My husband was telling me a few months ago how a new requirement of his company’s parent company was to submit monthly progress reports. It’s a bit of extra work we said, but what a great way to track progress you’ve made, keep managers up to date with what you’re doing (and advocate for your work), and it would be valuable professionally to keep a record of what’s worked, what hasn’t and what you’ve learned. I thought “I wish I’d done this every month when starting my job last September”.

A few months later all the school librarians on the Yahoo School Library Network list-serve starting discussing putting together their annual reports, what people were including and sharing examples. I thought that even though I haven’t done monthly reports at least I can do an end of year report, and it seems to be normal practice amongst school librarians. Whether anyone will read it, who knows, but at least the record will be there!

So I set about putting together my report, and running various statistical reports on Alice, my library management system. It’s a pretty clunky piece of software so most of the reports I ran just to see what would come out the other end. I got some useful stats though and was pleasantly surprised to see that our total book loans were at nearly 12,000!

Vintage student report card. Phil Jern Flicker CC.

Vintage student report card. Source: Phil Jern, ‘report card 1944’, Flickr CC license.
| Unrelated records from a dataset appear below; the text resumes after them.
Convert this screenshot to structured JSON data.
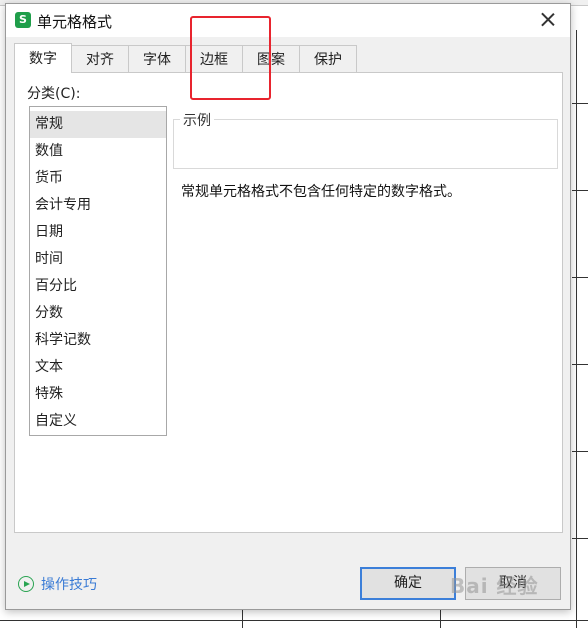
{
  "window": {
    "title": "单元格格式",
    "app_icon_letter": "S"
  },
  "tabs": [
    {
      "label": "数字",
      "active": true
    },
    {
      "label": "对齐",
      "active": false
    },
    {
      "label": "字体",
      "active": false
    },
    {
      "label": "边框",
      "active": false
    },
    {
      "label": "图案",
      "active": false
    },
    {
      "label": "保护",
      "active": false
    }
  ],
  "category": {
    "label": "分类(C):",
    "selected": "常规",
    "items": [
      "常规",
      "数值",
      "货币",
      "会计专用",
      "日期",
      "时间",
      "百分比",
      "分数",
      "科学记数",
      "文本",
      "特殊",
      "自定义"
    ]
  },
  "sample": {
    "legend": "示例"
  },
  "description": "常规单元格格式不包含任何特定的数字格式。",
  "footer": {
    "tips_label": "操作技巧",
    "ok_label": "确定",
    "cancel_label": "取消"
  },
  "watermark": "Bai 经验",
  "colors": {
    "highlight": "#e8242e",
    "tips_link": "#3a7bd5",
    "app_icon": "#1f9e4a",
    "default_button_border": "#3c7fd9"
  }
}
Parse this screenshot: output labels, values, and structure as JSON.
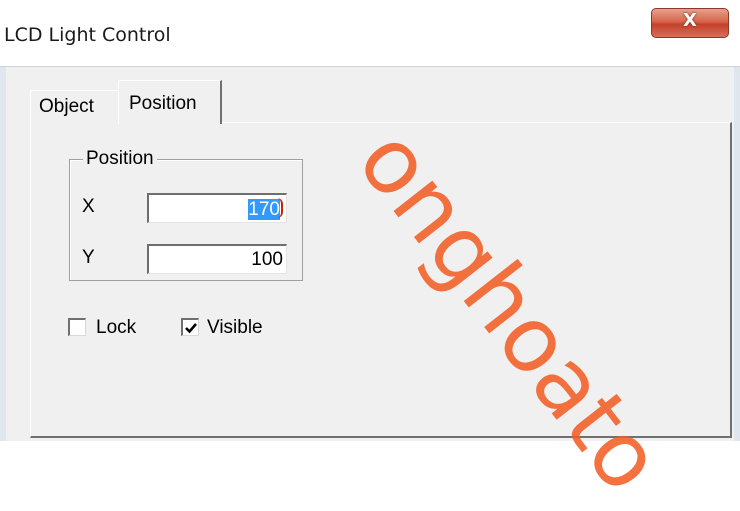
{
  "window": {
    "title": "LCD Light Control",
    "close_glyph": "X"
  },
  "tabs": [
    {
      "label": "Object",
      "active": false
    },
    {
      "label": "Position",
      "active": true
    }
  ],
  "position_group": {
    "legend": "Position",
    "x_label": "X",
    "x_value": "170",
    "y_label": "Y",
    "y_value": "100"
  },
  "checkboxes": {
    "lock": {
      "label": "Lock",
      "checked": false
    },
    "visible": {
      "label": "Visible",
      "checked": true
    }
  },
  "watermark": {
    "text": "onghoato"
  },
  "colors": {
    "selection": "#3399ff",
    "close_button": "#c4412a",
    "watermark": "#f25a1f"
  }
}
In the report I included stats on borrowing by month, gender and Year group, and also some more topical sections. These covered highlights from Accelerated Reader (we had five ‘millionaire’ readers!), resources (adding of new book stock and regular uptake of the school laptops) and some issues we’ve had with usage of the library for events. In this document I was able to advocate for what the library and library staff contribute to teaching and learning in school by means of statistics and summarising our achievements. I was also able to highlight some issues we’ve faced, some of which had already been raised. I was proud of this bit of work and duly sent it to all members of the school Senior Leadership Team.
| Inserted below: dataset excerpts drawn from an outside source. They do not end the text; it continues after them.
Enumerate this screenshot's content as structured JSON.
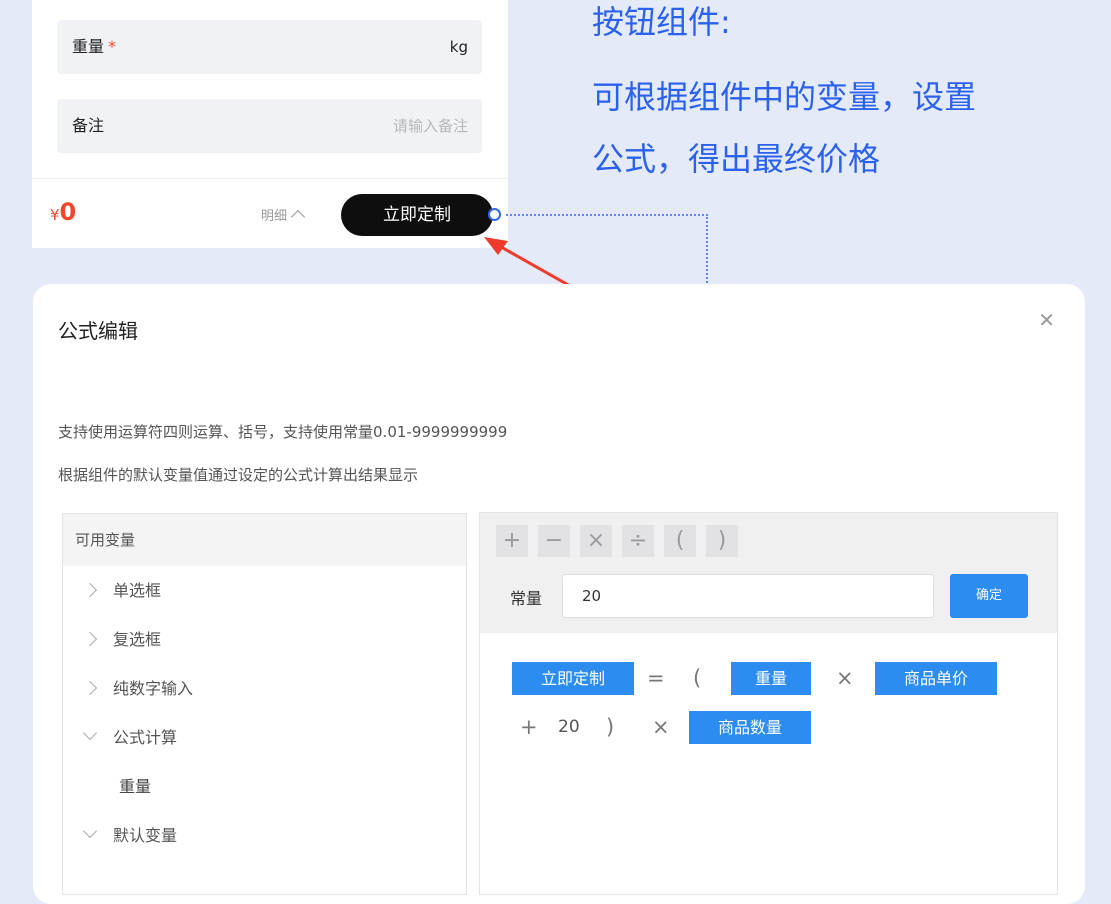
{
  "form": {
    "weight_label": "重量",
    "weight_required": "*",
    "weight_unit": "kg",
    "note_label": "备注",
    "note_placeholder": "请输入备注",
    "price_symbol": "¥",
    "price_value": "0",
    "detail_label": "明细",
    "order_button": "立即定制"
  },
  "annotation": {
    "title": "按钮组件:",
    "line1": "可根据组件中的变量，设置",
    "line2": "公式，得出最终价格"
  },
  "dialog": {
    "title": "公式编辑",
    "close_icon": "close-icon",
    "desc1": "支持使用运算符四则运算、括号，支持使用常量0.01-9999999999",
    "desc2": "根据组件的默认变量值通过设定的公式计算出结果显示",
    "variables": {
      "header": "可用变量",
      "items": [
        "单选框",
        "复选框",
        "纯数字输入",
        "公式计算",
        "重量",
        "默认变量"
      ]
    },
    "operators": [
      "+",
      "−",
      "×",
      "÷",
      "(",
      ")"
    ],
    "constant_label": "常量",
    "constant_value": "20",
    "confirm_button": "确定",
    "formula": {
      "target": "立即定制",
      "equals": "=",
      "lparen": "(",
      "var_weight": "重量",
      "times1": "×",
      "var_unit_price": "商品单价",
      "plus": "+",
      "const": "20",
      "rparen": ")",
      "times2": "×",
      "var_quantity": "商品数量"
    }
  },
  "colors": {
    "accent_blue": "#2d8cf0",
    "annotation_blue": "#2a62ef",
    "price_red": "#f5462c",
    "background": "#e5eaf9"
  }
}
It got acknowledged by several members of SLT and all remarked on how useful it was and also that it was a good piece of evidence to show progress in our Ofsted ‘areas for improvement’ or AFIs. The stats on borrowing by gender were apparently surprising (boys borrowed more than girls). It was talked about at the SLT weekend away and they are considering whether it would be useful for me to do one every term. It also apparently spawned a photo op and news article featuring our AR millionaires in a local weekly newspaper.

So a piece of work I undertook solely on my own initiative which I thought might end up being most useful to only me, turned out to be quite handy in addressing school-wide issues such as Ofsted AFIs, giving a picture of reading and literacy across the school and it was actually read by possibly eleven people…well ten, excluding my husband 🙂

Exploring E-Readers

As part of some reading intervention we are doing at school next year, I have been asked to look into getting some Kindles. I thought it was a great idea as our students LOVE technology and it would be something different from the typical reading lesson. I don’t have an e-reader myself, so the only things I knew about the topic were bits gleaned from the wider library world. This was not a small amount actually as it is a hot button issue at the moment: viz. Amazon’s recent announcement of Kindle “Unlimited”, where you get unlimited e-book downloads for a monthly fee, was making waves on library-related social media. So I at least knew there were some copyright and legal issues involved with using e-readers in libraries.

My first step was to search the archives of (what I call) “Collective Wisdom” on the Yahoo School Library Network. This turned up several threads that in the end seemed to conclude that lending either Kindle the device or the content violates Amazon’s terms and conditions (they are for personal use only). However some schools still use them, but one librarian commented that you don’t want to be the school Amazon goes after. I do tend to doubt they would prosecute for this; imagine the headlines – “Online Behemoth Amazon Seeks to Stop British Schoolchildren Reading for Pleasure” – not good public relations really.

Another e-reader option, Kobos, came up in the SLN threads. Several school librarians went to great lengths to ascertain the legality of their use in schools and got written permission from the Kobo people. So I am currently looking into this option for our school. It has been suggested to start off with a pilot group of about a dozen students.